Unilateral chryptorchid= one testicle in the srotum, one tesicle hidden
Monorchid= born with only one testicle! one testicle in the scrotum
Bilateral chryptorchid= both testicles hidden
Anarchid= born with no testicles
Unilateral cryptorchids occur more often than bilateral, and the retained testicle is usually the one on the dog’s right side. Cryptorchidism is reported most often in Toy Poodles, Pomeranians, Yorkshire Terriers, Miniature Dachshunds, Cairn Terriers, Chihuahuas, Maltese, Boxers, Pekingese, English Bulldogs, and small or short-nosed breeds in general. In humans, about 3-6% of newborn males are cryptorchid, rising to 9-30% in premature males. Low birth weight, being one of a twin, and maternal exposure to estrogen during the first trimester all predispose a human male to cryptorchidism.
Hereditary factors are assumed to play an important role even in humans, where 7% of brothers of cryptorchids are also cryptorchids. Certain inbred families of dogs, notably Cocker Spaniels and Miniature Schnauzers, have increased rates of cryptorchidism. Some of the most telling data come from selective breeding in goats. Deliberate use of cryptorchid sires raised the incidence in a goat herd from 7% to 51%; then subsequently in that same herd strict selection against cryptorchids (using only entire sires, and using neither a parent of a cryptorchid nor offspring of a known carrier) decreased the incidence to 1%.

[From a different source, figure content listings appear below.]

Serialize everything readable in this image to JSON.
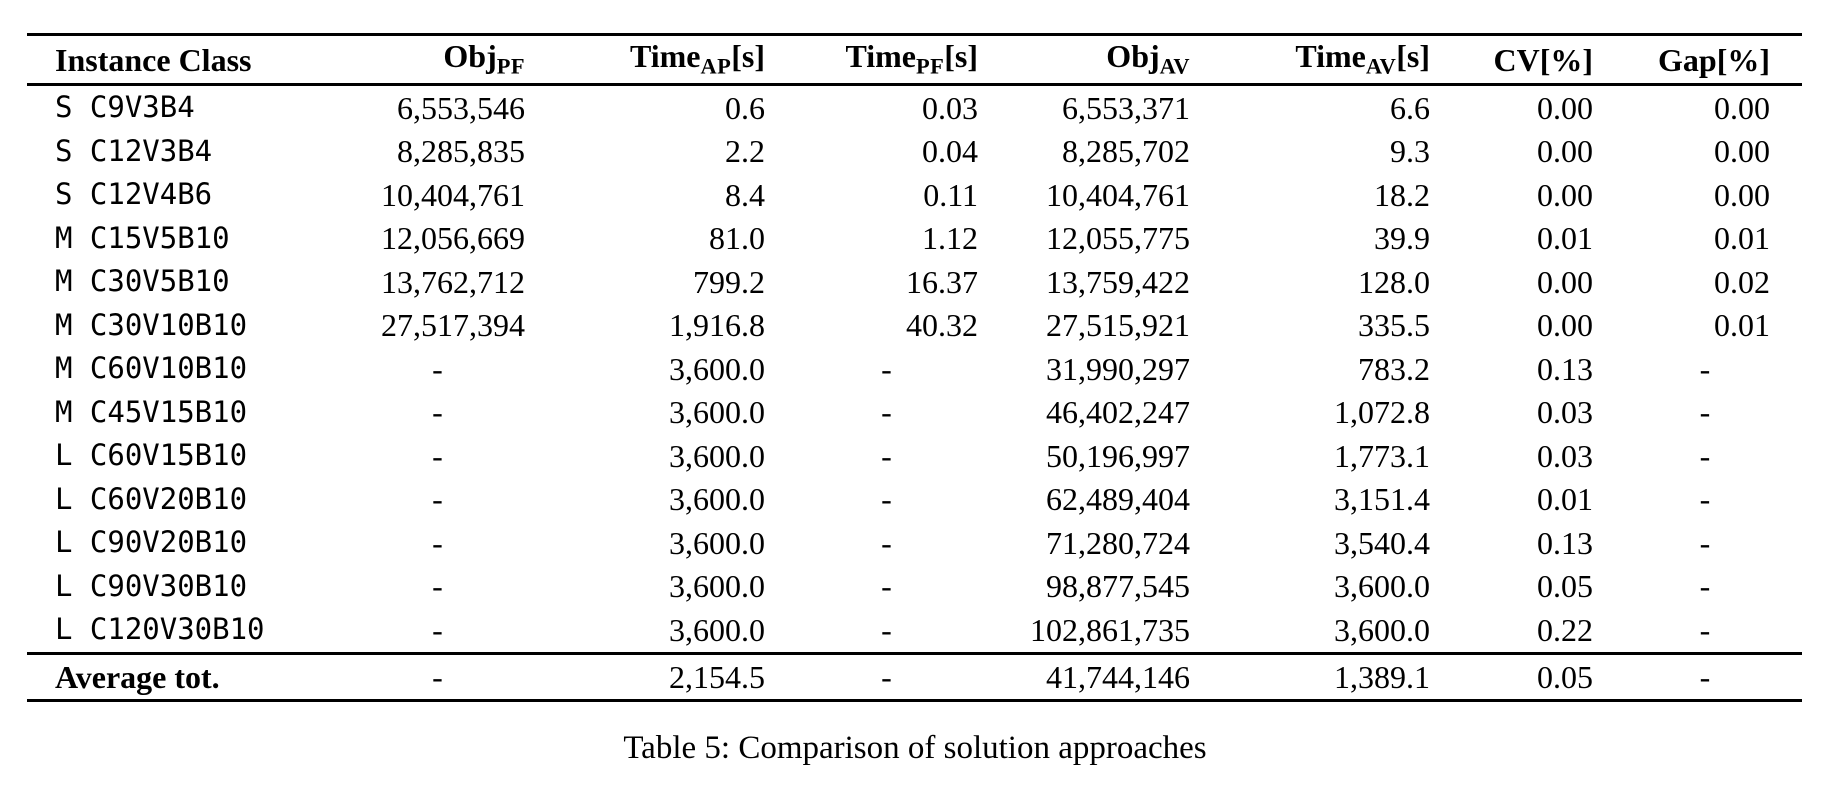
{
  "table": {
    "columns": [
      {
        "key": "instance",
        "base": "Instance Class",
        "sub": "",
        "suffix": ""
      },
      {
        "key": "obj_pf",
        "base": "Obj",
        "sub": "PF",
        "suffix": ""
      },
      {
        "key": "time_ap",
        "base": "Time",
        "sub": "AP",
        "suffix": "[s]"
      },
      {
        "key": "time_pf",
        "base": "Time",
        "sub": "PF",
        "suffix": "[s]"
      },
      {
        "key": "obj_av",
        "base": "Obj",
        "sub": "AV",
        "suffix": ""
      },
      {
        "key": "time_av",
        "base": "Time",
        "sub": "AV",
        "suffix": "[s]"
      },
      {
        "key": "cv",
        "base": "CV",
        "sub": "",
        "suffix": "[%]"
      },
      {
        "key": "gap",
        "base": "Gap",
        "sub": "",
        "suffix": "[%]"
      }
    ],
    "rows": [
      {
        "instance": "S C9V3B4",
        "obj_pf": "6,553,546",
        "time_ap": "0.6",
        "time_pf": "0.03",
        "obj_av": "6,553,371",
        "time_av": "6.6",
        "cv": "0.00",
        "gap": "0.00"
      },
      {
        "instance": "S C12V3B4",
        "obj_pf": "8,285,835",
        "time_ap": "2.2",
        "time_pf": "0.04",
        "obj_av": "8,285,702",
        "time_av": "9.3",
        "cv": "0.00",
        "gap": "0.00"
      },
      {
        "instance": "S C12V4B6",
        "obj_pf": "10,404,761",
        "time_ap": "8.4",
        "time_pf": "0.11",
        "obj_av": "10,404,761",
        "time_av": "18.2",
        "cv": "0.00",
        "gap": "0.00"
      },
      {
        "instance": "M C15V5B10",
        "obj_pf": "12,056,669",
        "time_ap": "81.0",
        "time_pf": "1.12",
        "obj_av": "12,055,775",
        "time_av": "39.9",
        "cv": "0.01",
        "gap": "0.01"
      },
      {
        "instance": "M C30V5B10",
        "obj_pf": "13,762,712",
        "time_ap": "799.2",
        "time_pf": "16.37",
        "obj_av": "13,759,422",
        "time_av": "128.0",
        "cv": "0.00",
        "gap": "0.02"
      },
      {
        "instance": "M C30V10B10",
        "obj_pf": "27,517,394",
        "time_ap": "1,916.8",
        "time_pf": "40.32",
        "obj_av": "27,515,921",
        "time_av": "335.5",
        "cv": "0.00",
        "gap": "0.01"
      },
      {
        "instance": "M C60V10B10",
        "obj_pf": "-",
        "time_ap": "3,600.0",
        "time_pf": "-",
        "obj_av": "31,990,297",
        "time_av": "783.2",
        "cv": "0.13",
        "gap": "-"
      },
      {
        "instance": "M C45V15B10",
        "obj_pf": "-",
        "time_ap": "3,600.0",
        "time_pf": "-",
        "obj_av": "46,402,247",
        "time_av": "1,072.8",
        "cv": "0.03",
        "gap": "-"
      },
      {
        "instance": "L C60V15B10",
        "obj_pf": "-",
        "time_ap": "3,600.0",
        "time_pf": "-",
        "obj_av": "50,196,997",
        "time_av": "1,773.1",
        "cv": "0.03",
        "gap": "-"
      },
      {
        "instance": "L C60V20B10",
        "obj_pf": "-",
        "time_ap": "3,600.0",
        "time_pf": "-",
        "obj_av": "62,489,404",
        "time_av": "3,151.4",
        "cv": "0.01",
        "gap": "-"
      },
      {
        "instance": "L C90V20B10",
        "obj_pf": "-",
        "time_ap": "3,600.0",
        "time_pf": "-",
        "obj_av": "71,280,724",
        "time_av": "3,540.4",
        "cv": "0.13",
        "gap": "-"
      },
      {
        "instance": "L C90V30B10",
        "obj_pf": "-",
        "time_ap": "3,600.0",
        "time_pf": "-",
        "obj_av": "98,877,545",
        "time_av": "3,600.0",
        "cv": "0.05",
        "gap": "-"
      },
      {
        "instance": "L C120V30B10",
        "obj_pf": "-",
        "time_ap": "3,600.0",
        "time_pf": "-",
        "obj_av": "102,861,735",
        "time_av": "3,600.0",
        "cv": "0.22",
        "gap": "-"
      }
    ],
    "footer": {
      "instance": "Average tot.",
      "obj_pf": "-",
      "time_ap": "2,154.5",
      "time_pf": "-",
      "obj_av": "41,744,146",
      "time_av": "1,389.1",
      "cv": "0.05",
      "gap": "-"
    }
  },
  "caption": "Table 5: Comparison of solution approaches",
  "colors": {
    "background": "#ffffff",
    "text": "#000000",
    "rule": "#000000"
  }
}
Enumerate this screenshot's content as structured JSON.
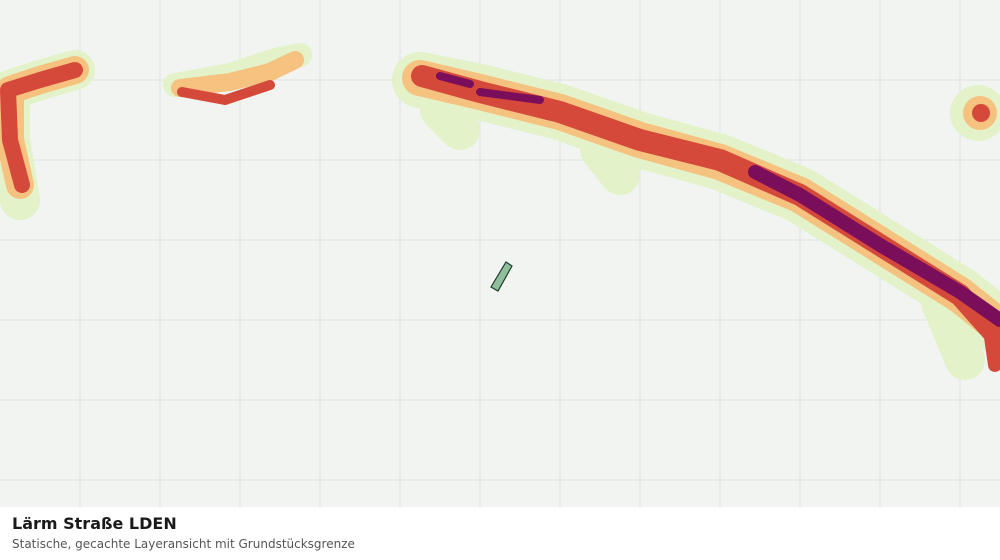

The genetics aren’t known, although it’s commonly speculated that the trait is a sex-limited autosomal (non-sex chromosome) recessive trait, meaning that both males and females can be carriers. That means that if a breeder seriously wants to rid the trait from a line, then not only affected males, but sisters, mothers, and dams of affected males must be pulled from the breeding pool. This would create such a devastating blow to most gene pools that it’s not reasonable. Another possibility is that cryptorchidism is a polygenic trait, that is, arises from the interplay of multiple genes. This would make it even more difficult to control.
Cryptorchid dogs can’t be shown in conformation rings, and bilaterally cryptorchid dogs are sterile. A retained testicle is more likely to become cancerous, and its spermatic cord is also more likely to become twisted causing testicular torsion, but the chances of both are still fairly low. Nonetheless, because of these potential problems a retained testicle should usually be surgically removed.
Drug therapies are often tried. Much controversy exists over whether such treatment is effective because few if any studies include control cases. Repeated doses of drugs such as human chorionic gonadotropin (HCG) or gonadatropin releasing hormone (GnRH) are given to stimulate androgen production, which in turn appears to influence testicular descent by affecting the testicular cord or cremaster muscle. Little hard data is available for dogs, but one study in which HCG was given four times over a two-week period reported success in 21 out of 25 dogs, with better results when given to puppies less than 16 weeks old. Some veterinarians and many breeders consider drug therapy unethical. And it would be if the dog is later on used as a stud or sold as a breeding dog.
Until the time a DNA test becomes more available, and the mode of inheritance and other possible factors are better understood, breeders will continue to make their best bet and then hold their breath and count to two.